Any help, suggestions would be appreciated,
Daniel

You have to use sizeof(KC_DTD) - 1 here to account for the trailing null byte.

This is sounds like a regression. I’ll make sure that the old behavior will be restored.

This is sounds like a regression. I’ll make sure that the old behavior will be restored.

I had a quick look but I couldn’t find any obvious issues.

I’ve had a similar issue with e.g. xmlIOParseDTD() not free()ing its input buffer although the documentation states: input will be freed by the function in any case , so I’ve been free()ing it with xmlFreeParserInputBuffer(buf) since forever.

Can you provide a test case where the old code didn’t free the input buffer?

First of all, thank you for the clue stick re -1 for the size, I totally misinterpreted the description of the change…

As for providing a test for the free() issue, of course I can’t… The oldest version I could find atm was 2.12.10 and naturally xmlFreeParserInputBuffer() segfaulted there too with an invalid pointer / double free after using xmlIOParseDTD().

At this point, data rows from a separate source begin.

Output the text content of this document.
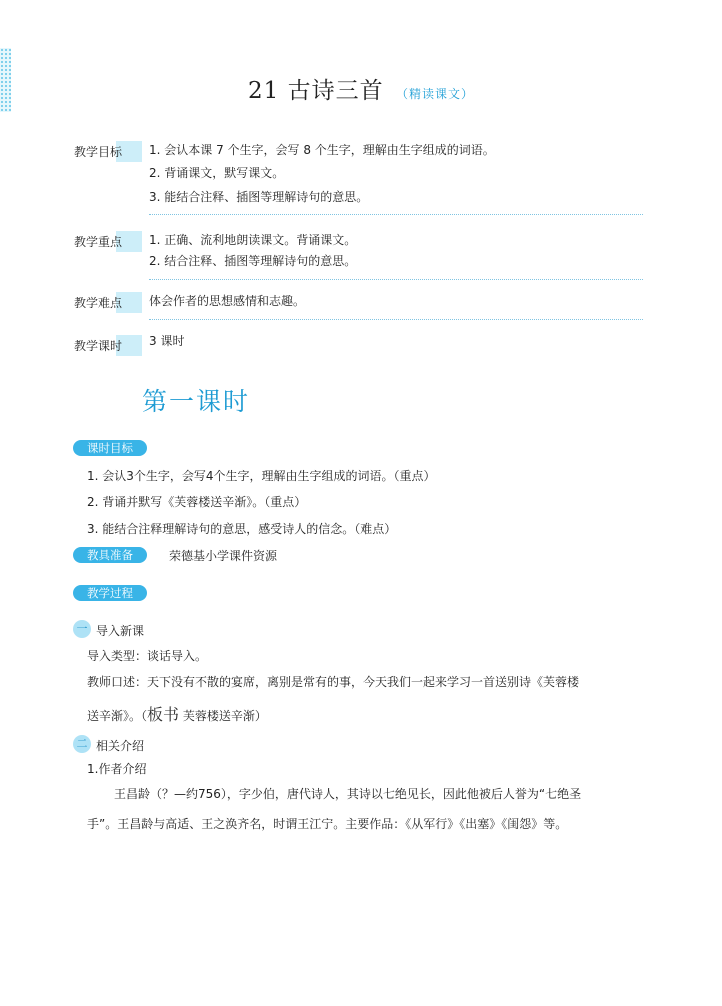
21 古诗三首 （精读课文）
教学目标	1. 会认本课 7 个生字，会写 8 个生字，理解由生字组成的词语。
2. 背诵课文，默写课文。
3. 能结合注释、插图等理解诗句的意思。
教学重点	1. 正确、流利地朗读课文。背诵课文。
2. 结合注释、插图等理解诗句的意思。
教学难点	体会作者的思想感情和志趣。
教学课时	3 课时
第一课时
课时目标
1. 会认3个生字，会写4个生字，理解由生字组成的词语。（重点）
2. 背诵并默写《芙蓉楼送辛渐》。（重点）
3. 能结合注释理解诗句的意思，感受诗人的信念。（难点）
教具准备	荣德基小学课件资源
教学过程
一 导入新课
导入类型：谈话导入。
教师口述：天下没有不散的宴席，离别是常有的事，今天我们一起来学习一首送别诗《芙蓉楼
送辛渐》。（板书 芙蓉楼送辛渐）
二 相关介绍
1.作者介绍
王昌龄（？—约756），字少伯，唐代诗人，其诗以七绝见长，因此他被后人誉为“七绝圣
手”。王昌龄与高适、王之涣齐名，时谓王江宁。主要作品：《从军行》《出塞》《闺怨》等。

It was this silly snippet, btw:

#define KC_DTD  "\
<!ELEMENT kc (keychain)*> \
\
<!ELEMENT keychain (key)*> \
<!ATTLIST keychain \
        nme CDATA #REQUIRED \
        dscription CDATA #REQUIRED \
        ceated CDATA #REQUIRED \
        mdified CDATA #REQUIRED> \
\
<!ELEMENT key EMPTY> \
<!ATTLIST key \
        name CDATA #REQUIRED \
        value CDATA #REQUIRED \
        created CDATA #REQUIRED \
        modified CDATA #REQUIRED> \
"

#include <stdio.h>
#include <stdlib.h>

#include <libxml/parser.h>
#include <libxml/xmlversion.h>


int main(int argc, char *argv[]) {
        xmlParserInputBufferPtr buf = NULL;
        xmlDtdPtr               dtd = NULL;


        buf = xmlParserInputBufferCreateMem(KC_DTD,
                sizeof(KC_DTD) - (LIBXML_VERSION < 21401 ? 0 : 1),
                XML_CHAR_ENCODING_NONE);
        if (!buf) {
                xmlGenericError(xmlGenericErrorContext, "ERROR: Could not allocate buffer for DTD.\n");
                exit(1);
        }

        dtd = xmlIOParseDTD(NULL, buf, XML_CHAR_ENCODING_NONE);
        if (!dtd) {
                xmlGenericError(xmlGenericErrorContext, "ERROR: Could not parse DTD.\n");
                exit(1);
        }

        xmlFreeParserInputBuffer(buf);
        /*
        xmlFreeParserInputBuffer(buf);
        */
}

So either I tested this veery long ago (the commit for the comment in my code dates back to 2013, I’m not even sure which version I was using back then), or it was never actually an issue; it might’ve been that it was on a code path that was already exiting (thus the cleaning up) because of the validation issue, and I actually missed the memory corruption late in the game.

I wouldn’t be surprised if the code for xmlIOParseDTD() in libxml or at least the part that does its clean-up would not have been touched for at least as long a time, too, and it was simply PEBKAC on my end.

Anyway, thanks again for the quick pointer!

Daniel